1998); Clark v. California, 123 F.3d 1267, 1270-71 (9th Cir.
1997), cert. denied, 118 S. Ct. 2340 (1988); Crawford v.
Indiana Dep't of Corrections, 115 F.3d 481, 487 (7th Cir. 1997).
In Alsbrook v. City of Maumelle, No. 97-1825, 1999 WL 521709
(8th Cir. July 23, 1999) (en banc), the Eight Circuit,
sitting en banc, found the enactment of Title II of the ADA,
42 U.S.C. §§ 12131-12165, which prohibits discrimination
in public services, outside of Congress's power under § 5 of
the Fourteenth Amendment. See id. at *7. The en banc Eighth
Circuit had previously affirmed by an evenly divided vote a district
court's finding that the employment discrimination provisions contained
in Title I of the ADA were a constitutional exercise of Congress's
§ 5 power. See Autio v. AFSCME, 157 F.3d 1141 (8th
Cir. 1998) (en banc) (affirmingAutio v. Minnesota, 968
F. Supp. 1366, 1371-72 (D. Minn. 1997). The Fourth Circuit, in Brown
v.

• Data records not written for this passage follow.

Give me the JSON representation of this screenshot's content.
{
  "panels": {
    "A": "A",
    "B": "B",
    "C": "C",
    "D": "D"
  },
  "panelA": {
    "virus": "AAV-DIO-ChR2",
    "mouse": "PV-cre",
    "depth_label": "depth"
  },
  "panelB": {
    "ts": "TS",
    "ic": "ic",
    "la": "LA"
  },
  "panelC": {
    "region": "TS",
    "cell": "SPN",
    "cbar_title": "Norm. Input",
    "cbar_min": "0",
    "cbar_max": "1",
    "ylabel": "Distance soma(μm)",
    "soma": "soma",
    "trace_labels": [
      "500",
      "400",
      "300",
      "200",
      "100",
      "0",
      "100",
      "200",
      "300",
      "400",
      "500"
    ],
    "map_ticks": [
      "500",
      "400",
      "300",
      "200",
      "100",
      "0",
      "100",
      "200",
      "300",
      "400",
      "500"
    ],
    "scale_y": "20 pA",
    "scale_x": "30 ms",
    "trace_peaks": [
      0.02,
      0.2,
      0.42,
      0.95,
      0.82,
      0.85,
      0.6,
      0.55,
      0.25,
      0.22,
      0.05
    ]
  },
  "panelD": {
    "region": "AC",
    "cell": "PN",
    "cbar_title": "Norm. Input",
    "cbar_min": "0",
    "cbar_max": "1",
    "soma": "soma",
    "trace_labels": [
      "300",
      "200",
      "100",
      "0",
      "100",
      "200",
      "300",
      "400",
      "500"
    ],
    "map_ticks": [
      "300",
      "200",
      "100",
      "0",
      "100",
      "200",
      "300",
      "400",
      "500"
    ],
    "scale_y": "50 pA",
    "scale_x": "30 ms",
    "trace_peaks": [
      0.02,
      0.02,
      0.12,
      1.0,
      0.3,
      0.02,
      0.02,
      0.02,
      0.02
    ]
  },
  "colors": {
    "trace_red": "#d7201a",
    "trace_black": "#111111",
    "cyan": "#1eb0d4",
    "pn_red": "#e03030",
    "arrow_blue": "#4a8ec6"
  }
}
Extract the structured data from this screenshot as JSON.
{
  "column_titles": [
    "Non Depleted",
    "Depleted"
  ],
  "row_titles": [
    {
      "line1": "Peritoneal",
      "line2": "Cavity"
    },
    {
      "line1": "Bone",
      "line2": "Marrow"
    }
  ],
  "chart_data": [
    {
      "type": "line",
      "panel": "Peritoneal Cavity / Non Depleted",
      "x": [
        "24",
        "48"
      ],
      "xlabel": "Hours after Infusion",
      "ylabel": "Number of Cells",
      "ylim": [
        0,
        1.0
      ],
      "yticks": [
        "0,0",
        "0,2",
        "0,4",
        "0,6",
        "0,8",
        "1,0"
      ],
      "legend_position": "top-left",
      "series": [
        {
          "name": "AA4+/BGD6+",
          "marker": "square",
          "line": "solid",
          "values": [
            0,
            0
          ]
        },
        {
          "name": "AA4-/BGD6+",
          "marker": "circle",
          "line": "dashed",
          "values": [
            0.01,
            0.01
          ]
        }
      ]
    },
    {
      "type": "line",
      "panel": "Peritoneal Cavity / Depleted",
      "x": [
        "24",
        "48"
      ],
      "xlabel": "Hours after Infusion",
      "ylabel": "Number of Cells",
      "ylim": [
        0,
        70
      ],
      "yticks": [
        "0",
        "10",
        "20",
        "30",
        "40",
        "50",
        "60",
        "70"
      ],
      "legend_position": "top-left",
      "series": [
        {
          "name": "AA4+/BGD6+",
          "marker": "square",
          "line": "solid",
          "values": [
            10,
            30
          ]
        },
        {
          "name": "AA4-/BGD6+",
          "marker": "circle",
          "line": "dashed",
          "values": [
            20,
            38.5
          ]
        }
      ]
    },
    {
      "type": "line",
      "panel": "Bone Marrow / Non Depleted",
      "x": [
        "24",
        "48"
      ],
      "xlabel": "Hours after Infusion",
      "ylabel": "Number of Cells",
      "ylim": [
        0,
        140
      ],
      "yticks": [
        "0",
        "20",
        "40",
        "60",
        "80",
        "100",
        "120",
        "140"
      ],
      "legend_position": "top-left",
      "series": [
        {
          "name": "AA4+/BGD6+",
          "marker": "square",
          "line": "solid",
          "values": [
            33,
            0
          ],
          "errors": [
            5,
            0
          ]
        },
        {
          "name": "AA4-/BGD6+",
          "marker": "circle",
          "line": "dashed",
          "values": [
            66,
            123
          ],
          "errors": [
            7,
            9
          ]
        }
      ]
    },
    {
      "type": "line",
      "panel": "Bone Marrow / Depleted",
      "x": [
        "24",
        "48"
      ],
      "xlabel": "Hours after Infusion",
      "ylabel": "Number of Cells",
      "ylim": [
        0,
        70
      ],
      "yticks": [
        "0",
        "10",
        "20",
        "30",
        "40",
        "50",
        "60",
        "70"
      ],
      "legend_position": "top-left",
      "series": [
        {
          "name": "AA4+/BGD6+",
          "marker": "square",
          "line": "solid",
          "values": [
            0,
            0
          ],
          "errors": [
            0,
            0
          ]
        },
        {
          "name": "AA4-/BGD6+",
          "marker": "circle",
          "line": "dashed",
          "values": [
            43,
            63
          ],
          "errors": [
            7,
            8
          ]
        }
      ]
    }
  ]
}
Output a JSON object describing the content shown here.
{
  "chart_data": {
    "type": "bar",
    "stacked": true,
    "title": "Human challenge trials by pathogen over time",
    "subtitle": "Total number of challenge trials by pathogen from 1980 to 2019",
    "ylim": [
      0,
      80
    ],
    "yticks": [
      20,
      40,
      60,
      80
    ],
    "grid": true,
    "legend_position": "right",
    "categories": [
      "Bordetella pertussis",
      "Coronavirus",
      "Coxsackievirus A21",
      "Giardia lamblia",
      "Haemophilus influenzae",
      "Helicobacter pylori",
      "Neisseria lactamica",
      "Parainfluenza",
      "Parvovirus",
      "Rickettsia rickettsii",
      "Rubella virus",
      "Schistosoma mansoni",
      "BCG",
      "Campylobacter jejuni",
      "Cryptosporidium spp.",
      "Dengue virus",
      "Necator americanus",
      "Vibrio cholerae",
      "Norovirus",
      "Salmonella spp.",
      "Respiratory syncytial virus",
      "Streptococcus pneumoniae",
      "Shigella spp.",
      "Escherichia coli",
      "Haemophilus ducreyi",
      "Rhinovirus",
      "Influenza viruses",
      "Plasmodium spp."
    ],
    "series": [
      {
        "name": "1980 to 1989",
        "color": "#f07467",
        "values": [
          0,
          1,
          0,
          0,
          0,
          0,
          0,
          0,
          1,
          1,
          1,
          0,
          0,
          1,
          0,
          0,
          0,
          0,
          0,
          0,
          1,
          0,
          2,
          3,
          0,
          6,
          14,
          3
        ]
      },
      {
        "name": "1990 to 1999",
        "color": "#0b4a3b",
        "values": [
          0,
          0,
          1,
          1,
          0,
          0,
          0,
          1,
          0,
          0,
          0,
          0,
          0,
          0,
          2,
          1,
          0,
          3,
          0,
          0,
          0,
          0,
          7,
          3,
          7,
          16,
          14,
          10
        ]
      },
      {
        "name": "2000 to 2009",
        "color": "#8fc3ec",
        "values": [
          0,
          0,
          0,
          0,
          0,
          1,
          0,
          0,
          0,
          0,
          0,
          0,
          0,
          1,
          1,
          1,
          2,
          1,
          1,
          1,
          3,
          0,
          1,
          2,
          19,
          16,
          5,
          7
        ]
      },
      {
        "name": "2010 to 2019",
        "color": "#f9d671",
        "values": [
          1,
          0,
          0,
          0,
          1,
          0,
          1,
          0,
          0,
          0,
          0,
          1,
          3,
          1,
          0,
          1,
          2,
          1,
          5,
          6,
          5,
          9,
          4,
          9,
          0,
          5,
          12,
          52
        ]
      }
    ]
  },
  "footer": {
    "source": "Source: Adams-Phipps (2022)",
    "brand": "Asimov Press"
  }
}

North Carolina Div. of Motor Vehicles, 166 F.3d 698, 708 (4th
Cir. 1999), found the state immune from a regulation promulgated by
the Department of Justice pursuant to the ADA prohibiting public entities
from charging a fee to cover costs of accessibility programs. Though
Brown's holding is relatively narrow, its reasoning seemingly
would have invalidated any of the ADA's substantive provisions. Subsequently,
in Amos v. Maryland Dep't of Pub. Safety & Correctional Servs.,
No. 96-7091, 1999 WL 454509, at *9 (4th Cir. June 24, 1999), a different
panel of the Fourth Circuit found the enactment of the ADA within
the § 5 power of Congress. The majority found that Brown did
not control because it addressed only the constitutional authority
of a regulation promulgated under the ADA and not the ADA itself.
See id. at *7 n.8. In dissent, Judge Williams expressed his
belief that Brown compelled a result opposite to that reached
by the majority and endorsed the reasoning of the Brown panel.
See id. at *14-15 (Williams, J., dissenting).
4. Congress's findings in the ADA
are also far more extensive than those made in support of RFRA. See
City of Boerne, 521 U.S. at 530 (finding that the legislative
record that Congress had compiled in support of RFRA was bereft of
any evidence of "modern instances of generally applicable laws passed
because of religious bigotry").
5. The Supreme Court has recently drawn
into question the degree of deference due to the EEOC's interpretations
of the term "disability," noting that Congress did not delegate to
it the authority to interpret this term. See Sutton, 119 S.
Ct. at 2145 ("no agency has been delegated authority to interpret
the term 'disability'"). Nonetheless, until a more definite pronouncement
is forthcoming, it remains the law of this Circuit that we will give
weight to the EEOC's interpretations.